Testing the Macaque Genome

We've already been looking at the macaque genome for several months but now that the genome paper is being published I thought some of you might be interested in how the preliminary data stacks up to what we expect.

I'm interested in a family of gene known as the HSP70 gene family. The genes encode the major cellular chaperone that's responsible for correct protein folding. HSP70 is the most highly conserved gene known [Evolution of the HSP70 Gene Family].

We know how many genes there are in mammalian genomes so we can search the macaque genome at Rhesus Macaque Genome Resources to see if the expected genes are present. Here's the result.
HSPA1A: not present, probably due to incomplete sequence or annotation

HSPA1B: correct gene/protein

HSPA1L: correct gene/protein + one incorrect isoform that's really a splicing artifact

HSPA2: not present, probably due to incomplete genome or annotation

HSPA5/BiP: correct gene/protein + one incorrect alternatively spliced isoform that's really an artifact

HSPA8: one single correct gene/protein

HSP9B/mtHSP70: correct gene/protein + three incorrect isoforms generated by EST artifacts
That's not too bad for an initial draft sequence. Two genes are missing and so are several pseudogenes. I assume they'll turn up later when the genome sequence is being finished. Most of the splicing artifacts have been ignored by the annotators but a few have slipped through. They'll be deleted later on when the annotators are informed that the isoforms don't exist.
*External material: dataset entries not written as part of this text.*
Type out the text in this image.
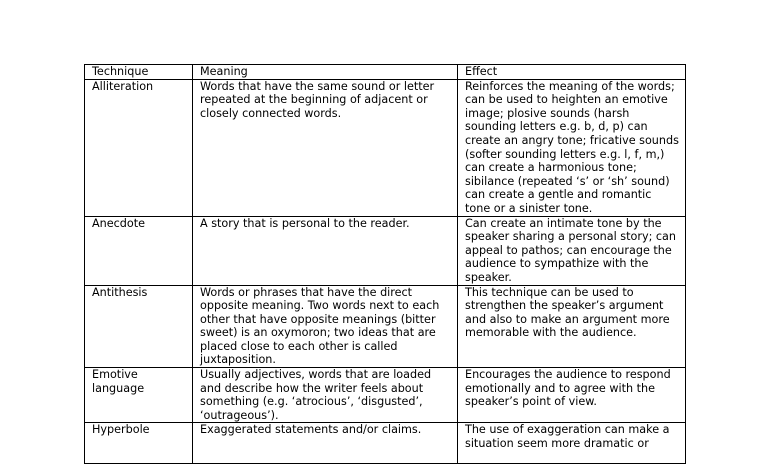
Technique	Meaning	Effect
Alliteration	Words that have the same sound or letter repeated at the beginning of adjacent or closely connected words.	Reinforces the meaning of the words; can be used to heighten an emotive image; plosive sounds (harsh sounding letters e.g. b, d, p) can create an angry tone; fricative sounds (softer sounding letters e.g. l, f, m,) can create a harmonious tone; sibilance (repeated ‘s’ or ‘sh’ sound) can create a gentle and romantic tone or a sinister tone.
Anecdote	A story that is personal to the reader.	Can create an intimate tone by the speaker sharing a personal story; can appeal to pathos; can encourage the audience to sympathize with the speaker.
Antithesis	Words or phrases that have the direct opposite meaning. Two words next to each other that have opposite meanings (bitter sweet) is an oxymoron; two ideas that are placed close to each other is called juxtaposition.	This technique can be used to strengthen the speaker’s argument and also to make an argument more memorable with the audience.
Emotive language	Usually adjectives, words that are loaded and describe how the writer feels about something (e.g. ‘atrocious’, ‘disgusted’, ‘outrageous’).	Encourages the audience to respond emotionally and to agree with the speaker’s point of view.
Hyperbole	Exaggerated statements and/or claims.	The use of exaggeration can make a situation seem more dramatic or
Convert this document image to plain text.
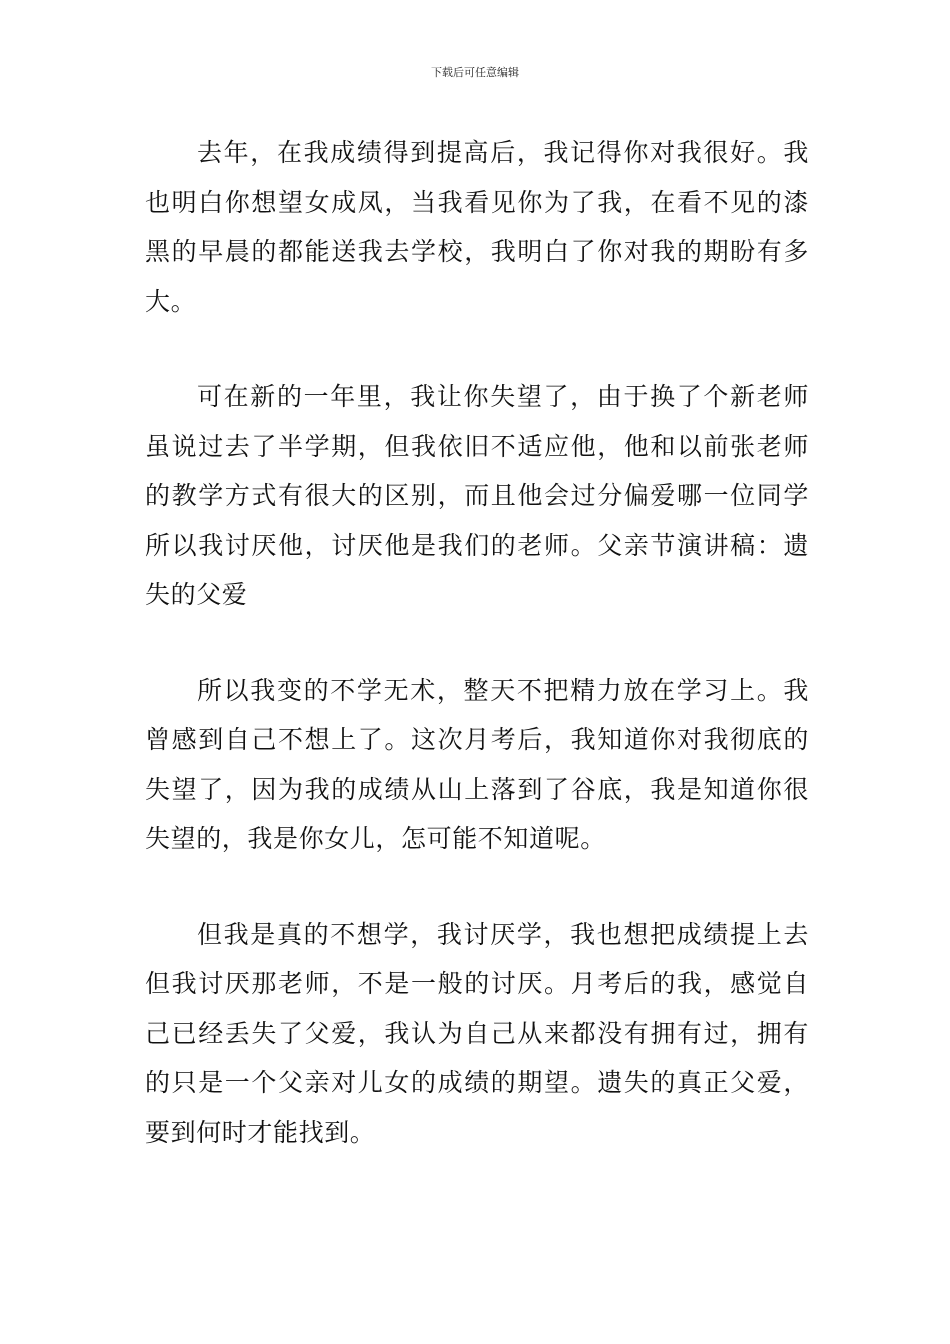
下载后可任意编辑

去年，在我成绩得到提高后，我记得你对我很好。我也明白你想望女成凤，当我看见你为了我，在看不见的漆黑的早晨的都能送我去学校，我明白了你对我的期盼有多大。

可在新的一年里，我让你失望了，由于换了个新老师虽说过去了半学期，但我依旧不适应他，他和以前张老师的教学方式有很大的区别，而且他会过分偏爱哪一位同学所以我讨厌他，讨厌他是我们的老师。父亲节演讲稿：遗失的父爱

所以我变的不学无术，整天不把精力放在学习上。我曾感到自己不想上了。这次月考后，我知道你对我彻底的失望了，因为我的成绩从山上落到了谷底，我是知道你很失望的，我是你女儿，怎可能不知道呢。

但我是真的不想学，我讨厌学，我也想把成绩提上去但我讨厌那老师，不是一般的讨厌。月考后的我，感觉自己已经丢失了父爱，我认为自己从来都没有拥有过，拥有的只是一个父亲对儿女的成绩的期望。遗失的真正父爱，要到何时才能找到。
All in all, this is much better than most genome sequences at this stage. It's a bit better than the chimp genome but still a long way from the quality of the human genome. The mouse genome is almost as good as the human genome. Keep in mind that dozens of labs have been working on the human genome annotation for over six years since the sequence was first published. The cow, dog, frog and several fish genomes are in much worse shape and the chicken and sea urchin genomes are practically useless.

Horse, opossum, rat, pig, rabbit, cat, sheep, tree shrew, guinea pig, hedgehog, elephant, and platypus genomes are still at the assembly stage [Ensemble Genome Browser].